Şişli Belediye Başkanı Mustafa Sarıgül lütfedip, sorularıma cevap vermiyor. O yüzden Şişli’deki geçiş döneminin ne kadar süreceğini bilemiyorum.
İtalya bu geçiş dönemini hiç uygulamadı. Restoranlara, barlara duman sızdırmaz özel bölmeler yapması için zaman tanımadı. Yasağı çıkarttı, isteyen mekanlar özel odaları yasaktan sonra zaman içinde yaptırıp, açtılar.
Şişli örneğinde olduğu gibi restoranlara bir süre tanımak, belki daha doğru. Ama geçiş döneminin bitiş tarihi net bir şekilde konulmalı ve bu bölmelerin özellikleri şimdiden net bir şekilde belirlenmeli. Restoranlara da geçiş döneminin ardından bu özel yerler dışında sigara içilmesine kesinlikle izin verilmeyeceği tebliğ edilmeli.
Timuçin Esen kadınlara oynuyor
Mikadonun Çöpleri oyunu kadınlar matinesine dönmüş. Akatlar Kültür Merkezi’nin kapısından içeri adımımı atar atmaz, kadınlar matinesi daha doğrusu kadınlar suaresine mi geldim yoksa diye duraksadım.
Fuayeyi hınca hınç dolduran kadın kalabalığının içine karışmış birkaç erkeği görünce rahatladım.
Önce Fenerbahçe-Galatasaray maçının akşamı olmasına verdim manzaradaki garipliği.
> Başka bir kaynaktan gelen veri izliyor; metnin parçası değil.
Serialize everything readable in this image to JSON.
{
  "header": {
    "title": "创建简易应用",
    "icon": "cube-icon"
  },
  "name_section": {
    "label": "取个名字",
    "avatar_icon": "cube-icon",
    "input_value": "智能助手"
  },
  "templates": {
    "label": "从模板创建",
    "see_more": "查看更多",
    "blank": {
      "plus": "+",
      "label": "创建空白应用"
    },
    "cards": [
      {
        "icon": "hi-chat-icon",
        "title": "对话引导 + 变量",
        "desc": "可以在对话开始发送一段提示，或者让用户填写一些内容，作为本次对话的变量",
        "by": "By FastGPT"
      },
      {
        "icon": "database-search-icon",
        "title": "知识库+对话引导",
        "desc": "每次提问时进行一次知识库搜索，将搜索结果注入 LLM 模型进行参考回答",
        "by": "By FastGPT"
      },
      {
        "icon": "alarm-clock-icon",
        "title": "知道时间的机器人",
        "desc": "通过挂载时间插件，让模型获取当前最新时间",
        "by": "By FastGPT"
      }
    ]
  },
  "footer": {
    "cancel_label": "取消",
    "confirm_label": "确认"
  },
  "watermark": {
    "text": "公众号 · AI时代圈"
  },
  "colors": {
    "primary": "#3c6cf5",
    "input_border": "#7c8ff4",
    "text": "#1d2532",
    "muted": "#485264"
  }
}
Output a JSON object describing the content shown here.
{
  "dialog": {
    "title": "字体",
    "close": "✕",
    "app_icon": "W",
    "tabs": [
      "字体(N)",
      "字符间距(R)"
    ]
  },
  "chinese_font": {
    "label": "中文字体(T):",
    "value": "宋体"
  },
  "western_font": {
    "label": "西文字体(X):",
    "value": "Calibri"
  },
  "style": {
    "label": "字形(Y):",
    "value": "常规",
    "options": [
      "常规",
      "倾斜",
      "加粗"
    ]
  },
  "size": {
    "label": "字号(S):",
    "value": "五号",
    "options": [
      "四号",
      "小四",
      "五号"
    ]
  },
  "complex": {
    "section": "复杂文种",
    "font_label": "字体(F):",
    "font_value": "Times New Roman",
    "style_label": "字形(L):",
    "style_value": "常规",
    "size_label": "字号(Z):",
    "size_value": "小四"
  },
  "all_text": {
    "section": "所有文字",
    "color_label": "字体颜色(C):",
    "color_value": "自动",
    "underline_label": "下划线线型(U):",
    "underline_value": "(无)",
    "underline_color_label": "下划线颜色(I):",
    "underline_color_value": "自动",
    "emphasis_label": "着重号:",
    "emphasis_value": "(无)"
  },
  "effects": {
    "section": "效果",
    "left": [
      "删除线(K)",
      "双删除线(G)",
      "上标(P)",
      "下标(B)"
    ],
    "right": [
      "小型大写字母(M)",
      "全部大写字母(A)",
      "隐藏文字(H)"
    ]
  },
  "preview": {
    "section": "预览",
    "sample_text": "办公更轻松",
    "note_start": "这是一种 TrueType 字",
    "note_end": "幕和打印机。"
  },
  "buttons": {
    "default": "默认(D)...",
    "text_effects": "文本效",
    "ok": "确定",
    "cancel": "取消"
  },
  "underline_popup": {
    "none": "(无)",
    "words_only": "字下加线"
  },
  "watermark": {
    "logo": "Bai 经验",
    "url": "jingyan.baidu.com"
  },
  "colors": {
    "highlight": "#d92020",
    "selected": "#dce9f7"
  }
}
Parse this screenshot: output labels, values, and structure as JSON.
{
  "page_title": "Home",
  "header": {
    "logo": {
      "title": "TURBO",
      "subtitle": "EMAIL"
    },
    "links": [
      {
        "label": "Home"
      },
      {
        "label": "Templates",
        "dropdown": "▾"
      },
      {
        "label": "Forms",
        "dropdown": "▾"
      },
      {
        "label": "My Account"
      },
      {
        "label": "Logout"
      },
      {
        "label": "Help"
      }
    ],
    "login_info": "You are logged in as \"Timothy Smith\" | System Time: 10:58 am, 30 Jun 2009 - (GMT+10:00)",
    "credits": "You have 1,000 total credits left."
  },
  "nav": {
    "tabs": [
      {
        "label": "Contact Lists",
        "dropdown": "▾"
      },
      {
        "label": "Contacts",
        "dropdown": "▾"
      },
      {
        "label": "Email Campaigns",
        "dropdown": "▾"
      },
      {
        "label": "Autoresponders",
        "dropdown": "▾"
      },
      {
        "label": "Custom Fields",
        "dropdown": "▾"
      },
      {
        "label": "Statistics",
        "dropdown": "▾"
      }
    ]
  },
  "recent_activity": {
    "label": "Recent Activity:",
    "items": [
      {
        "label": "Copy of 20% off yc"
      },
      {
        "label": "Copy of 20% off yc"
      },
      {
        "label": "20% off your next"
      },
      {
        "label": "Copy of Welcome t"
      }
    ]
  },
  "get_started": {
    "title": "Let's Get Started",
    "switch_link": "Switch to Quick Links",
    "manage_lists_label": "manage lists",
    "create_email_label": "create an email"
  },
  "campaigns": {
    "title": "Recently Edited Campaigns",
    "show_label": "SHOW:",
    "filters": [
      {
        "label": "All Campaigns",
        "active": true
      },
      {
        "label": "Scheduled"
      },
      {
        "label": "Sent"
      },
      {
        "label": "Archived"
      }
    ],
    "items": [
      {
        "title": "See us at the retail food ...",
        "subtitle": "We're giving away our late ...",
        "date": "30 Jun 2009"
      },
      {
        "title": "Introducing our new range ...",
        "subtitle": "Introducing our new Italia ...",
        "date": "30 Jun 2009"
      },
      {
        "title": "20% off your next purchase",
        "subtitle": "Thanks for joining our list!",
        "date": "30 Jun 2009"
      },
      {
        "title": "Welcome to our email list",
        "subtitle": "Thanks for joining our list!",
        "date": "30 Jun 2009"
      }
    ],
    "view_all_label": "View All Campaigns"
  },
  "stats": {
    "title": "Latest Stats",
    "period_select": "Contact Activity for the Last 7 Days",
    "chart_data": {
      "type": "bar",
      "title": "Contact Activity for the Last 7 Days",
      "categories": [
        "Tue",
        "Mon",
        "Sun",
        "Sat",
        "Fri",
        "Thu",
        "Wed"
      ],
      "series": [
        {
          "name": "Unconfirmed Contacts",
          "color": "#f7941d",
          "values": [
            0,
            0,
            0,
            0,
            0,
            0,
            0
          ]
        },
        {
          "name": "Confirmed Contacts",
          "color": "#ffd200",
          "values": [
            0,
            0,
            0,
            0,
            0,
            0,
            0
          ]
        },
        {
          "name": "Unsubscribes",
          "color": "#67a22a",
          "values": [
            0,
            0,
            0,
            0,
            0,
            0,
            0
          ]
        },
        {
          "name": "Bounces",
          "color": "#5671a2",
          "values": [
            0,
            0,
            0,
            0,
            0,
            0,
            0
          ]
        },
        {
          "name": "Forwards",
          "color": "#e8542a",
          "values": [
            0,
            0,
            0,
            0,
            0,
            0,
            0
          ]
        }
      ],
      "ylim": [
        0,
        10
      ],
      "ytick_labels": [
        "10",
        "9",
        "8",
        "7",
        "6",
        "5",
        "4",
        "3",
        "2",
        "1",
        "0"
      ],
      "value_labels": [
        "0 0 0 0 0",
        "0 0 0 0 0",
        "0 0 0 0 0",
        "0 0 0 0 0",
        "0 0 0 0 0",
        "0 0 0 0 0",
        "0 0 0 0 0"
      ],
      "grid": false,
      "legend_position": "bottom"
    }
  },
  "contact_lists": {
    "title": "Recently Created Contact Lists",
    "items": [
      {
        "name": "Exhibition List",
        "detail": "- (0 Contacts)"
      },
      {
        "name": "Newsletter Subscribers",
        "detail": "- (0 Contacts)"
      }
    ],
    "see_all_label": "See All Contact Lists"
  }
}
Sonra, kalabalığın içine karışıp, kulağıma çalınan her iki cümleden birinde "Timuçin Esen" isminin geçtiğini fark edince ayılmaya başladım.
Tiyatro fuayelerinde sigara içmek kanunen yasak. Beşiktaş Belediyesi, bu yasağı fuayenin içine açtığı kafeteryayla delmiş. Fuaye, kafeteryadan yayılan dumanlarla keşhaneye dönmüş olduğundan dışarı kaçtım. Bekçiyle sohbete başladım.
Şüphemde haklıymışım. Her temsil de aynı manzara yaşanıyormuş. Bekçiye göre gelen az sayıda erkeğin çoğu da, eşlerinin, sevgililerinin zoruyla geliyorlarmış. "Kılıbıklığa bakar mısın abi", dedi, "İnsan sevgilisinin hayran olduğu erkeği seyretmeye gelir mi?"
Oyun güzeldi. Timuçin Esen’i ben de beğendim. Oyunculuğunu tabii. Devin Özgün Çınar’ın da ondan aşağı kalır yanı yoktu.
Günahı yönetmen Zeliha Berksoy’un boynuna, oyun boyunca her beş dakikada bir sigara tüttürdüler. Galiba Broadway’de olduğu gibi suni sigaraydı içtikleri. Fuayeden gelen dumana boğulmuş salonun havasının ağırlaşmasına katkıda bulunuyorlardı. İkinci perdede oksijensizliğe dayanamayıp, oyun çok güzel olmasına rağmen terk ettim salonu.
Ne de olsa Timuçin Esen hayranlarınınki kadar güçlü bir gerekçem yoktu göz göre göre zehirlenmeye katlanmak için.